A experiência não ficou restrita a Santa Maria. Em novembro de 2016, quando o avião com a delegação da Chapecoense despencou na Colômbia, deixando 71 mortos e seis feridos, o Acolhe se apresentou para colaborar. Um dia depois, cinco integrantes estavam na Arena Condá para auxiliar no velório coletivo.
— Eles demonstraram um equilíbrio incrível. Participaram de todas as reuniões estratégicas. Orientaram, previram situações que seriam difíceis de lidar, relataram a experiência da Kiss. Reviveram o próprio inferno conosco, mas percebemos que deram o melhor de si. Santa Maria nunca vai ter noção de quanto foi importante para nós — afirma a empresária Fabiana Funk, 36 anos, designada pela direção do clube para receber e acompanhar o grupo à época.
Como a gente também tinha vivido um desastre, percebemos que eles nos olharam de forma diferente.
ADRIANA DE CASTRO RODRIGUES KRUM
Enfermeira
Os profissionais ficaram cinco dias no município catarinense e se dividiram em diferentes frentes.
— Como a gente também tinha vivido um desastre, percebemos que eles nos olharam de forma diferente — conta a enfermeira Adriana de Castro Rodrigues Krum, 47 anos.
Para o psicanalista Volnei Antonio Dassoler, a semelhança deu legitimidade ao trabalho:
— Ajudamos no que foi possível, principalmente na retaguarda. Eles já tinham uma estrutura muito boa montada do ponto de vista clínico e hospitalar.
Em janeiro de 2017, Fabiana viajou a Santa Maria, representando a Chapecoense, para entregar uma medalha de campeão catarinense de futebol em agradecimento ao município. A condecoração está guardada na sede da Associação dos Familiares de Vítimas e Sobreviventes da Tragédia de Santa Maria, e é motivo de orgulho.
Inspiração para Mariana
O histórico do Acolhe Saúde também chegou a Mariana (MG), onde serviu de modelo para a criação de um serviço semelhante. Batizado de Conviver, o programa de saúde mental atende os atingidos pelo rompimento da barragem da Samarco Mineração, ocorrido em novembro de 2015.

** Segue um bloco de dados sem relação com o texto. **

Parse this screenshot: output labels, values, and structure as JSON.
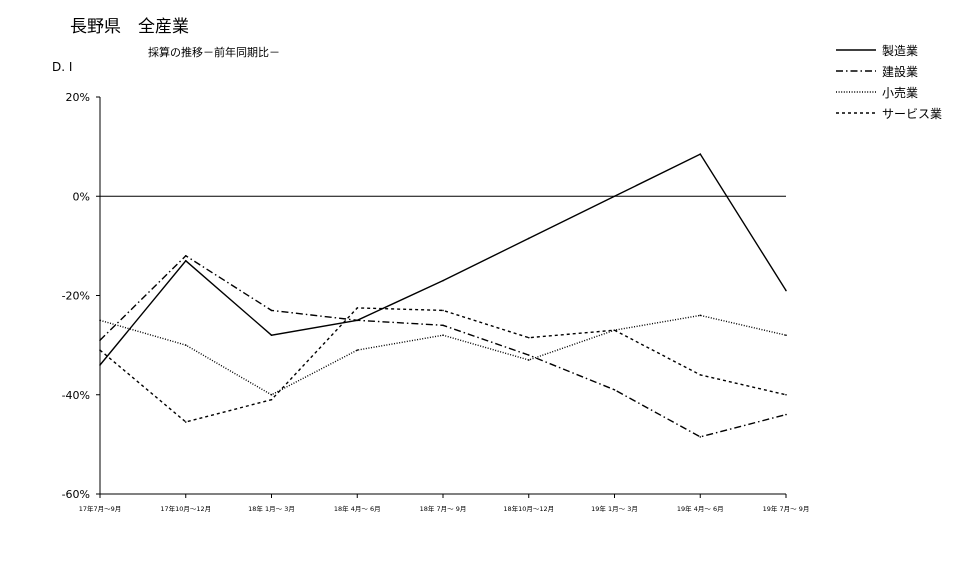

Coordenador da Rede de Atenção Psicossocial do município, Sergio Rossi, 32 anos, conta que o exemplo de Santa Maria foi fundamental.
— Nos inspiramos no Acolhe porque não havia outra experiência ou estratégia similar. Não havia expertise e preparo para lidar com o desastre, e a rede de saúde local tinha de dar uma resposta — conta Rossi.
Por e-mail e por telefone, ele recebeu orientações e tirou dúvidas com os colegas gaúchos. Hoje, o Conviver tem entre 180 e 220 pacientes em acompanhamento regular, e o contato com a equipe de Santa Maria continua. Em novembro de 2017, um dos ex-integrantes do Acolhe, o psicanalista Volnei Antonio Dassoler, participou do primeiro Simpósio Mineiro de Emergências e Desastrares, onde falou sobre o tema de sua tese de doutorado no curso de Psicologia Social da UFRGS: o atendimento em situações de crise e urgência.
Promessa de continuidade e casa nova
Passados cinco anos de sua criação, o Acolhe Saúde vive um momento de impasse. Nos últimos tempos, o número de atendimentos vem caindo — de 6,4 mil em 2013 para 1,7 mil em 2017 — e hoje o serviço é voltado exclusivamente a 135 vítimas diretas ou indiretas da boate, ao contrário do Centro Integrado de Atendimento às Vítimas de Acidentes (Ciava), no Hospital Universitário de Santa Maria, que ampliou o escopo.
Hoje, seis funcionários atuam no local. Os contratos temporários se encerram em fevereiro, e um concurso público foi realizado no ano passado para suprir as vagas. Ciente da situação, o prefeito de Santa Maria, Jorge Pozzobom (PSDB), promete dar continuidade à iniciativa, mas diz que fará mudanças. A primeira delas é transferir o programa para imóvel próprio e convidar a associação de familiares a se instalar no local, que ainda precisa de reforma.
— Assumi o compromisso com a entidade de que manteria o serviço mesmo que tivesse de cortar recursos de outras áreas. Vou cumprir a promessa. O tratamento não vai parar — garante Pozzobom.